In 2001, Cheminade proposed the issuance of a gold based euro, "as a measure of national emergency under the present circumstances", with reference to "initiatives taken in Russia and Malaysia going in the same direction, with for example the issuance of the Russian golden chervonets". This was part of what LaRouche and Cheminade called a "new Bretton Woods", defined by Cheminade in 2003 as "a system of stable exchanges, based on a common reference, a gold-reserve system (and not a gold standard system), gold being used among states to settle their accounts, but not as a basis for credit".

In 2004, Cheminade and Eric Sauzé, his party's candidate in the March 2004 Lyon county election were found guilty of slander against Dominique Perben, the minister of Justice, for the comparison in pictures of Philippe Pétain shaking hands with Adolf Hitler in Montoire-sur-le-Loir and Perben recently doing the same with U.S. Attorney General John Ashcroft. Cheminade was condemned to pay a fine of 15,000 euros. The judgement considered the leaflet made "a comparison between two periods of the history of France that have strictly nothing in common in terms of human and citizens’ rights" and Cheminade had "the objective disposition of resources that allowed them to print 25,000 copies of [the] leaflet". the judgement was confirmed in appeal in 2006.

In the 2004 European election, Cheminade headed list called Nouvelle solidarité in Île-de-France, which obtained 0.11% of the votes.

In 2004, during the restructuring of the Argentinian debt, which laRouche compared to ""transform[ing] Argentina into another Auschwitz", Cheminade organized protests in Paris, such as the distribution of leaflets claiming "that what happens in Argentina, will happen tomorrow in France, Germany, and all of Europe, and the United States, unless we take the road LaRouche has indicated, which is the New Bretton Woods" or organizing a demonstration in front of the headquarters of Lazard, the bank advising the Argentinian government.

Cheminade opposed the European constitution proposed in the 2005 referendum, claiming it was a policy leading to fascism and to war.

In November 2005, Cheminade was a panelist at the conference of Axis for Peace organized by the Voltaire network in Belgium.

In the 2007 French presidential race, he endorsed Ségolène Royal.

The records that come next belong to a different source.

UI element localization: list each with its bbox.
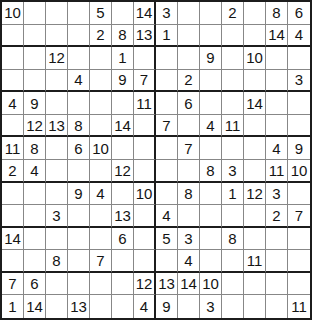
cell-r5c2: 9 <box>24 92 46 115</box>
cell-r11c6: 6 <box>112 228 134 251</box>
cell-r2c9[interactable] <box>178 25 200 48</box>
cell-r3c11[interactable] <box>222 47 244 70</box>
cell-r2c2[interactable] <box>24 25 46 48</box>
cell-r1c6[interactable] <box>112 2 134 25</box>
cell-r3c12: 10 <box>244 47 266 70</box>
cell-r1c4[interactable] <box>68 2 90 25</box>
cell-r14c13[interactable] <box>266 295 288 318</box>
cell-r10c13: 2 <box>266 205 288 228</box>
cell-r12c10[interactable] <box>200 250 222 273</box>
cell-r9c7: 10 <box>134 183 156 206</box>
cell-r9c9: 8 <box>178 183 200 206</box>
cell-r5c4[interactable] <box>68 92 90 115</box>
cell-r4c13[interactable] <box>266 70 288 93</box>
cell-r13c13[interactable] <box>266 273 288 296</box>
cell-r14c9[interactable] <box>178 295 200 318</box>
cell-r3c9[interactable] <box>178 47 200 70</box>
cell-r7c9: 7 <box>178 137 200 160</box>
cell-r3c13[interactable] <box>266 47 288 70</box>
cell-r11c9: 3 <box>178 228 200 251</box>
cell-r13c8: 13 <box>156 273 178 296</box>
cell-r11c14[interactable] <box>288 228 310 251</box>
cell-r5c6[interactable] <box>112 92 134 115</box>
cell-r6c10: 4 <box>200 115 222 138</box>
cell-r8c4[interactable] <box>68 160 90 183</box>
cell-r6c11: 11 <box>222 115 244 138</box>
cell-r1c8: 3 <box>156 2 178 25</box>
cell-r9c10[interactable] <box>200 183 222 206</box>
cell-r12c8[interactable] <box>156 250 178 273</box>
cell-r9c11: 1 <box>222 183 244 206</box>
cell-r6c6: 14 <box>112 115 134 138</box>
cell-r6c1[interactable] <box>2 115 24 138</box>
cell-r11c12[interactable] <box>244 228 266 251</box>
cell-r1c14: 6 <box>288 2 310 25</box>
cell-r2c6: 8 <box>112 25 134 48</box>
cell-r6c4: 8 <box>68 115 90 138</box>
cell-r2c12[interactable] <box>244 25 266 48</box>
cell-r7c11[interactable] <box>222 137 244 160</box>
cell-r12c2[interactable] <box>24 250 46 273</box>
cell-r3c6: 1 <box>112 47 134 70</box>
cell-r2c8: 1 <box>156 25 178 48</box>
cell-r12c6[interactable] <box>112 250 134 273</box>
cell-r12c1[interactable] <box>2 250 24 273</box>
cell-r11c13[interactable] <box>266 228 288 251</box>
cell-r14c3[interactable] <box>46 295 68 318</box>
cell-r2c7: 13 <box>134 25 156 48</box>
cell-r5c14[interactable] <box>288 92 310 115</box>
cell-r13c14[interactable] <box>288 273 310 296</box>
cell-r5c9: 6 <box>178 92 200 115</box>
cell-r8c8[interactable] <box>156 160 178 183</box>
cell-r6c13[interactable] <box>266 115 288 138</box>
cell-r6c5[interactable] <box>90 115 112 138</box>
cell-r4c14: 3 <box>288 70 310 93</box>
cell-r2c1[interactable] <box>2 25 24 48</box>
cell-r12c4[interactable] <box>68 250 90 273</box>
cell-r8c10: 8 <box>200 160 222 183</box>
cell-r1c1: 10 <box>2 2 24 25</box>
cell-r8c5[interactable] <box>90 160 112 183</box>
cell-r8c6: 12 <box>112 160 134 183</box>
cell-r2c3[interactable] <box>46 25 68 48</box>
cell-r1c9[interactable] <box>178 2 200 25</box>
cell-r9c13: 3 <box>266 183 288 206</box>
cell-r13c12[interactable] <box>244 273 266 296</box>
cell-r7c7[interactable] <box>134 137 156 160</box>
cell-r6c2: 12 <box>24 115 46 138</box>
cell-r14c4: 13 <box>68 295 90 318</box>
cell-r2c4[interactable] <box>68 25 90 48</box>
cell-r7c8[interactable] <box>156 137 178 160</box>
cell-r5c8[interactable] <box>156 92 178 115</box>
cell-r11c1: 14 <box>2 228 24 251</box>
cell-r10c11[interactable] <box>222 205 244 228</box>
cell-r6c8: 7 <box>156 115 178 138</box>
cell-r10c3: 3 <box>46 205 68 228</box>
cell-r11c3[interactable] <box>46 228 68 251</box>
cell-r12c7[interactable] <box>134 250 156 273</box>
cell-r2c14: 4 <box>288 25 310 48</box>
cell-r2c11[interactable] <box>222 25 244 48</box>
cell-r12c5: 7 <box>90 250 112 273</box>
cell-r1c12[interactable] <box>244 2 266 25</box>
cell-r11c7[interactable] <box>134 228 156 251</box>
cell-r7c3[interactable] <box>46 137 68 160</box>
cell-r10c10[interactable] <box>200 205 222 228</box>
cell-r9c5: 4 <box>90 183 112 206</box>
cell-r4c6: 9 <box>112 70 134 93</box>
cell-r7c13: 4 <box>266 137 288 160</box>
cell-r12c3: 8 <box>46 250 68 273</box>
cell-r7c6[interactable] <box>112 137 134 160</box>
cell-r7c14: 9 <box>288 137 310 160</box>
cell-r4c4: 4 <box>68 70 90 93</box>
cell-r14c8: 9 <box>156 295 178 318</box>
cell-r10c9[interactable] <box>178 205 200 228</box>
cell-r8c12[interactable] <box>244 160 266 183</box>
cell-r4c10[interactable] <box>200 70 222 93</box>
cell-r4c8[interactable] <box>156 70 178 93</box>
cell-r8c2: 4 <box>24 160 46 183</box>
cell-r4c5[interactable] <box>90 70 112 93</box>
cell-r9c4: 9 <box>68 183 90 206</box>
cell-r3c5[interactable] <box>90 47 112 70</box>
cell-r2c13: 14 <box>266 25 288 48</box>
cell-r11c2[interactable] <box>24 228 46 251</box>
cell-r12c9: 4 <box>178 250 200 273</box>
cell-r9c14[interactable] <box>288 183 310 206</box>
cell-r9c8[interactable] <box>156 183 178 206</box>
cell-r14c1: 1 <box>2 295 24 318</box>
cell-r14c11[interactable] <box>222 295 244 318</box>
cell-r10c12[interactable] <box>244 205 266 228</box>
cell-r4c9: 2 <box>178 70 200 93</box>
cell-r5c13[interactable] <box>266 92 288 115</box>
cell-r8c7[interactable] <box>134 160 156 183</box>
cell-r14c10: 3 <box>200 295 222 318</box>
cell-r6c12[interactable] <box>244 115 266 138</box>
cell-r9c1[interactable] <box>2 183 24 206</box>
cell-r13c1: 7 <box>2 273 24 296</box>
cell-r9c12: 12 <box>244 183 266 206</box>
cell-r9c6[interactable] <box>112 183 134 206</box>
cell-r14c5[interactable] <box>90 295 112 318</box>
cell-r14c6[interactable] <box>112 295 134 318</box>
cell-r5c7: 11 <box>134 92 156 115</box>
cell-r10c4[interactable] <box>68 205 90 228</box>
cell-r10c5[interactable] <box>90 205 112 228</box>
cell-r13c11[interactable] <box>222 273 244 296</box>
cell-r10c8: 4 <box>156 205 178 228</box>
cell-r8c3[interactable] <box>46 160 68 183</box>
cell-r3c3: 12 <box>46 47 68 70</box>
cell-r4c3[interactable] <box>46 70 68 93</box>
cell-r1c11: 2 <box>222 2 244 25</box>
cell-r1c2[interactable] <box>24 2 46 25</box>
cell-r10c2[interactable] <box>24 205 46 228</box>
cell-r14c7: 4 <box>134 295 156 318</box>
cell-r3c8[interactable] <box>156 47 178 70</box>
cell-r13c3[interactable] <box>46 273 68 296</box>
cell-r11c8: 5 <box>156 228 178 251</box>
cell-r12c11[interactable] <box>222 250 244 273</box>
cell-r4c7: 7 <box>134 70 156 93</box>
cell-r4c2[interactable] <box>24 70 46 93</box>
cell-r8c13: 11 <box>266 160 288 183</box>
cell-r3c10: 9 <box>200 47 222 70</box>
cell-r12c13[interactable] <box>266 250 288 273</box>
cell-r10c14: 7 <box>288 205 310 228</box>
cell-r9c2[interactable] <box>24 183 46 206</box>
cell-r7c4: 6 <box>68 137 90 160</box>
cell-r1c7: 14 <box>134 2 156 25</box>
cell-r14c14: 11 <box>288 295 310 318</box>
cell-r11c11: 8 <box>222 228 244 251</box>
cell-r14c2: 14 <box>24 295 46 318</box>
cell-r10c7[interactable] <box>134 205 156 228</box>
cell-r12c12: 11 <box>244 250 266 273</box>
cell-r3c7[interactable] <box>134 47 156 70</box>
cell-r13c5[interactable] <box>90 273 112 296</box>
cell-r7c12[interactable] <box>244 137 266 160</box>
cell-r3c14[interactable] <box>288 47 310 70</box>
cell-r3c4[interactable] <box>68 47 90 70</box>
cell-r6c3: 13 <box>46 115 68 138</box>
cell-r13c10: 10 <box>200 273 222 296</box>
cell-r5c12: 14 <box>244 92 266 115</box>
cell-r7c5: 10 <box>90 137 112 160</box>
cell-r7c1: 11 <box>2 137 24 160</box>
cell-r4c11[interactable] <box>222 70 244 93</box>
cell-r3c2[interactable] <box>24 47 46 70</box>
cell-r13c2: 6 <box>24 273 46 296</box>
cell-r10c1[interactable] <box>2 205 24 228</box>
cell-r11c4[interactable] <box>68 228 90 251</box>
cell-r1c5: 5 <box>90 2 112 25</box>
cell-r13c9: 14 <box>178 273 200 296</box>
cell-r5c11[interactable] <box>222 92 244 115</box>
cell-r5c5[interactable] <box>90 92 112 115</box>
cell-r6c7[interactable] <box>134 115 156 138</box>
cell-r8c9[interactable] <box>178 160 200 183</box>
cell-r4c1[interactable] <box>2 70 24 93</box>
sudoku-board: 1051432862813114412191049723491161412138… <box>0 0 312 320</box>
cell-r13c6[interactable] <box>112 273 134 296</box>
cell-r1c13: 8 <box>266 2 288 25</box>
cell-r7c2: 8 <box>24 137 46 160</box>
cell-r8c14: 10 <box>288 160 310 183</box>
cell-r13c4[interactable] <box>68 273 90 296</box>
cell-r5c10[interactable] <box>200 92 222 115</box>
cell-r6c14[interactable] <box>288 115 310 138</box>
cell-r2c5: 2 <box>90 25 112 48</box>
cell-r9c3[interactable] <box>46 183 68 206</box>
cell-r1c10[interactable] <box>200 2 222 25</box>
cell-r10c6: 13 <box>112 205 134 228</box>
cell-r13c7: 12 <box>134 273 156 296</box>
cell-r8c11: 3 <box>222 160 244 183</box>
cell-r14c12[interactable] <box>244 295 266 318</box>
cell-r8c1: 2 <box>2 160 24 183</box>
cell-r1c3[interactable] <box>46 2 68 25</box>
cell-r6c9[interactable] <box>178 115 200 138</box>
cell-r7c10[interactable] <box>200 137 222 160</box>
cell-r3c1[interactable] <box>2 47 24 70</box>
cell-r5c3[interactable] <box>46 92 68 115</box>
cell-r11c5[interactable] <box>90 228 112 251</box>
cell-r5c1: 4 <box>2 92 24 115</box>
cell-r4c12[interactable] <box>244 70 266 93</box>
cell-r12c14[interactable] <box>288 250 310 273</box>
cell-r11c10[interactable] <box>200 228 222 251</box>
cell-r2c10[interactable] <box>200 25 222 48</box>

===2012: Second presidential candidacy===
On 31 January 2012 Cheminade announced that he had obtained the necessary 500 endorsements from elected officials that are required for ballot status in the presidential election. Cheminade ran on a platform of:
- separation of commercial banking from investment banking, to end the "casino economy."
- a system of public credit for major development projects.
- investment in "human creativity."
- a Eurasian/Transpacific alliance against the "world of finance."
- the removal of heads of state who "lead us blindly into chaos and war."
He obtained 89,000 votes (0.25% of the votes) nationwide.

===2017: Third presidential candidacy===

In the first round of voting for the 2017 French presidential election, Cheminade was in last place of 11 candidates, receiving 65,598 votes, or 0.18% of votes cast.